Each Place object has the following fields:
- name: name of the palce, e.g. 'London', 'New York' for cities; 'France', 'Germany' for countries, etc.
- population: number of people living in this place, available only for cities and countries
Also there're additional place-specific fields.
City has:
- state: (optional, None by default) a State object representing region of the city, e.g. "State: California, United States"
- country: a Country (Place) object of this city
State has:
- country: a Country (Place) object of this state/region
Nationality object is the same as Country object ans represents countries mentioned by nationality.

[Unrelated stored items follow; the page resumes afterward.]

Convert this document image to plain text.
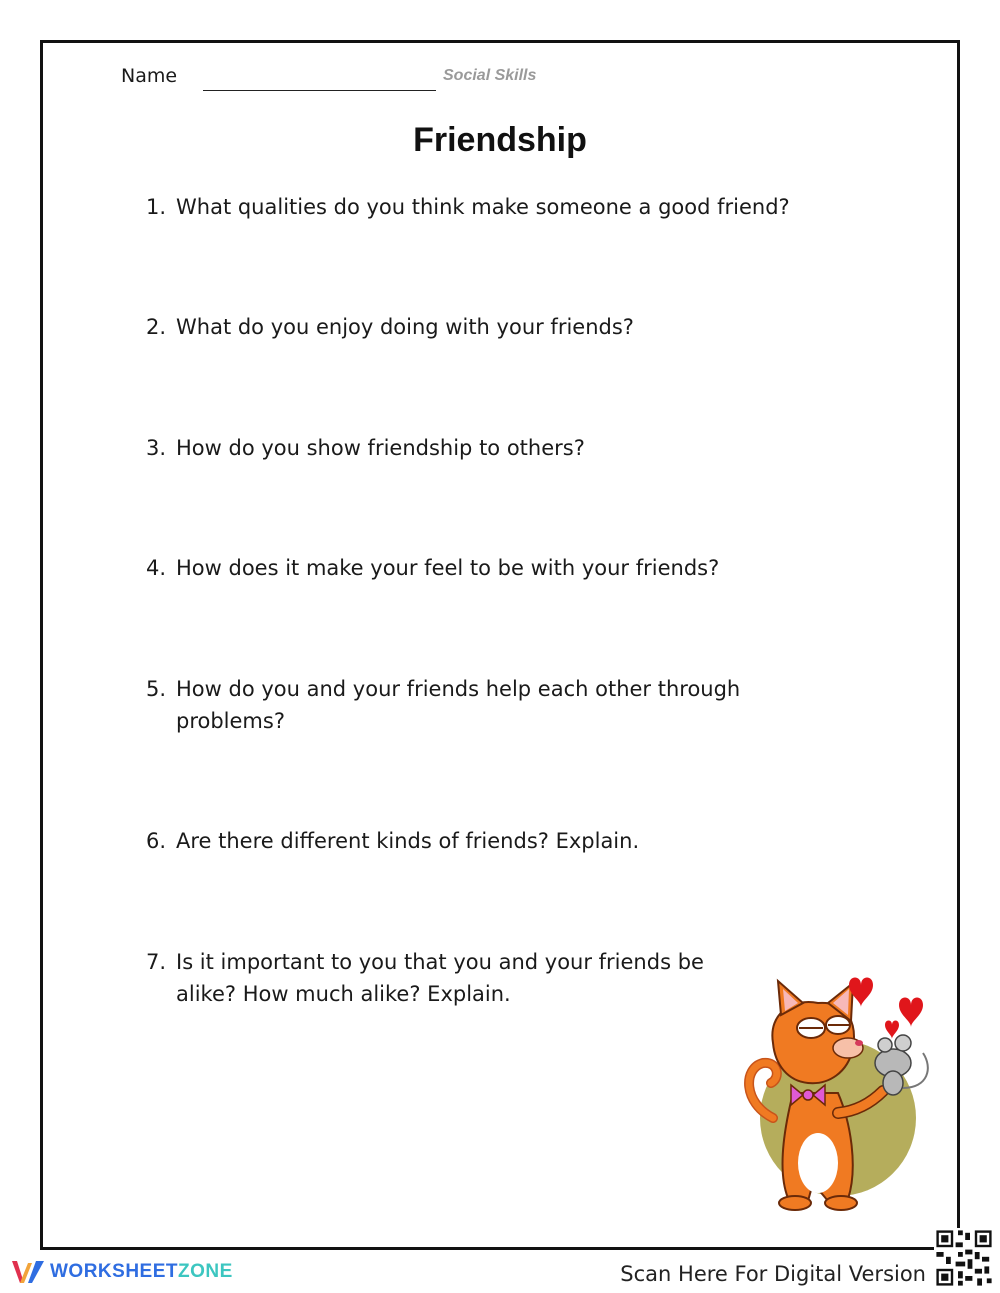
Name	Social Skills
Friendship
1. What qualities do you think make someone a good friend?
2. What do you enjoy doing with your friends?
3. How do you show friendship to others?
4. How does it make your feel to be with your friends?
5. How do you and your friends help each other through problems?
6. Are there different kinds of friends? Explain.
7. Is it important to you that you and your friends be alike? How much alike? Explain.
WORKSHEETZONE	Scan Here For Digital Version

See usage below for details.
- Free software: MIT license
from geotext import GeoText
geo_text = GeoText()
geo_text.read(
"I'm French, but live in NY. "
"I like to visit my friends in France from time to time."
)
geo_text.results
# Results(
# countries=(Country: France,),
# nationalities=(Country: France,),
# states=(),
# cities=(City: New York, New York, United States,)
# )
[city.name for city in geo_text.results.cities]
# ['New York']
city = geo_text.results.cities[0]
city.__dict__
# {'_key': 'London',
# '_search_field': 'london',
# 'country': Country: United Kingdom,
# 'name': 'London',
# 'population': 7556900,
# 'state': State: England, United Kingdom}
[country.name for country in geo_text.results.countries]
# ['France']
geo_text.get_country_mentions()
# OrderedDict([(Country: France, 2), (Country: United States, 1)])
GeoText('Voronezh and NY').get_country_mentions()

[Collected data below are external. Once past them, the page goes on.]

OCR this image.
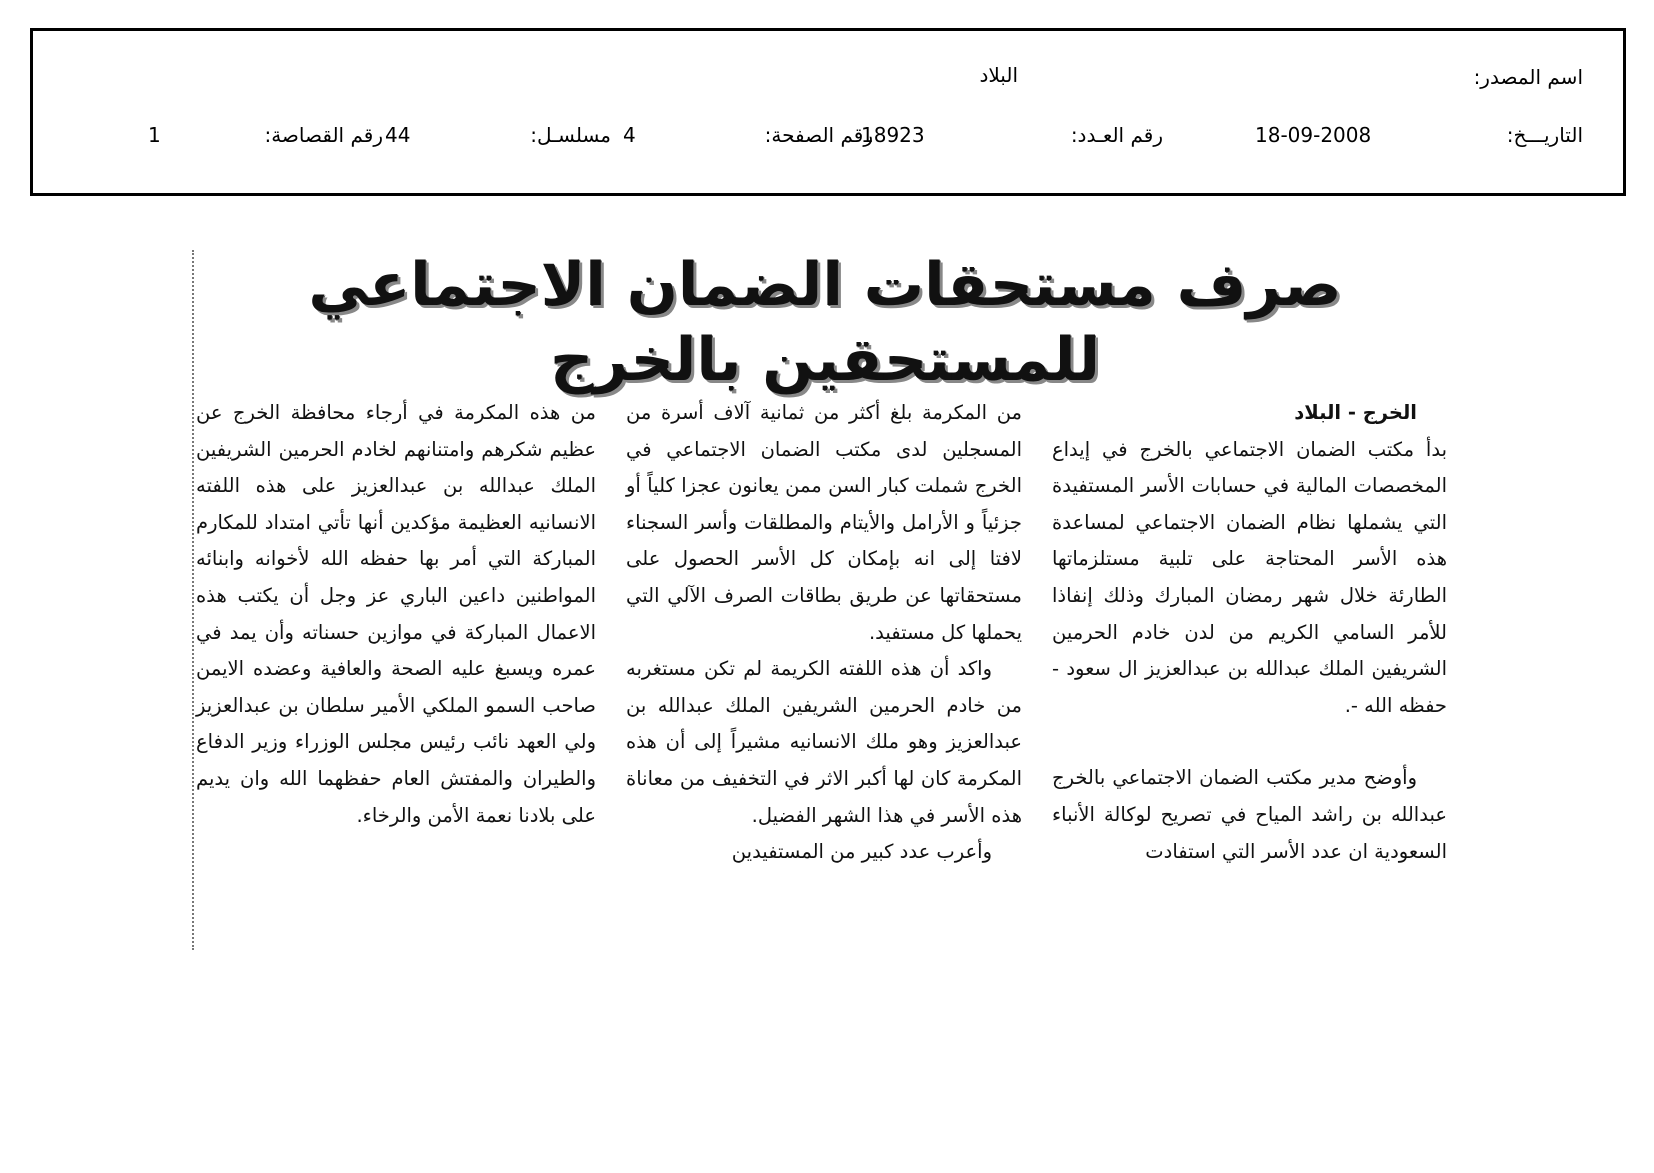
اسم المصدر:
البلاد
التاريـــخ:
18-09-2008
رقم العـدد:
18923
رقم الصفحة:
4
مسلسـل:
44
رقم القصاصة:
1
صرف مستحقات الضمان الاجتماعي للمستحقين بالخرج

الخرج - البلاد

بدأ مكتب الضمان الاجتماعي بالخرج في إيداع المخصصات المالية في حسابات الأسر المستفيدة التي يشملها نظام الضمان الاجتماعي لمساعدة هذه الأسر المحتاجة على تلبية مستلزماتها الطارئة خلال شهر رمضان المبارك وذلك إنفاذا للأمر السامي الكريم من لدن خادم الحرمين الشريفين الملك عبدالله بن عبدالعزيز ال سعود - حفظه الله -.

وأوضح مدير مكتب الضمان الاجتماعي بالخرج عبدالله بن راشد المياح في تصريح لوكالة الأنباء السعودية ان عدد الأسر التي استفادت

من المكرمة بلغ أكثر من ثمانية آلاف أسرة من المسجلين لدى مكتب الضمان الاجتماعي في الخرج شملت كبار السن ممن يعانون عجزا كلياً أو جزئياً و الأرامل والأيتام والمطلقات وأسر السجناء لافتا إلى انه بإمكان كل الأسر الحصول على مستحقاتها عن طريق بطاقات الصرف الآلي التي يحملها كل مستفيد.

واكد أن هذه اللفته الكريمة لم تكن مستغربه من خادم الحرمين الشريفين الملك عبدالله بن عبدالعزيز وهو ملك الانسانيه مشيراً إلى أن هذه المكرمة كان لها أكبر الاثر في التخفيف من معاناة هذه الأسر في هذا الشهر الفضيل.

وأعرب عدد كبير من المستفيدين

من هذه المكرمة في أرجاء محافظة الخرج عن عظيم شكرهم وامتنانهم لخادم الحرمين الشريفين الملك عبدالله بن عبدالعزيز على هذه اللفته الانسانيه العظيمة مؤكدين أنها تأتي امتداد للمكارم المباركة التي أمر بها حفظه الله لأخوانه وابنائه المواطنين داعين الباري عز وجل أن يكتب هذه الاعمال المباركة في موازين حسناته وأن يمد في عمره ويسبغ عليه الصحة والعافية وعضده الايمن صاحب السمو الملكي الأمير سلطان بن عبدالعزيز ولي العهد نائب رئيس مجلس الوزراء وزير الدفاع والطيران والمفتش العام حفظهما الله وان يديم على بلادنا نعمة الأمن والرخاء.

# OrderedDict([(Country: Russia, 1), (Country: United States, 1)])
GeoText('I live in Izumiōtsu').results.cities
# (City: Izumiotsu, Osaka, Japan,)
# Take only large cities into account
GeoText().read(
'Voronezh and New York', min_population=1000000
).get_country_mentions()
# OrderedDict([(Country: United States, 1)])
- Fast
- Data from http://www.geonames.org licensed under the Creative Commons Attribution 3.0 License.
geography: geography is more advanced and bigger in scope compared to geotext and can do everything geotext does. On the other hand geotext is leaner: has no external dependencies, is faster (re vs nltk) and also depends on libraries and data covered with more permissive licenses.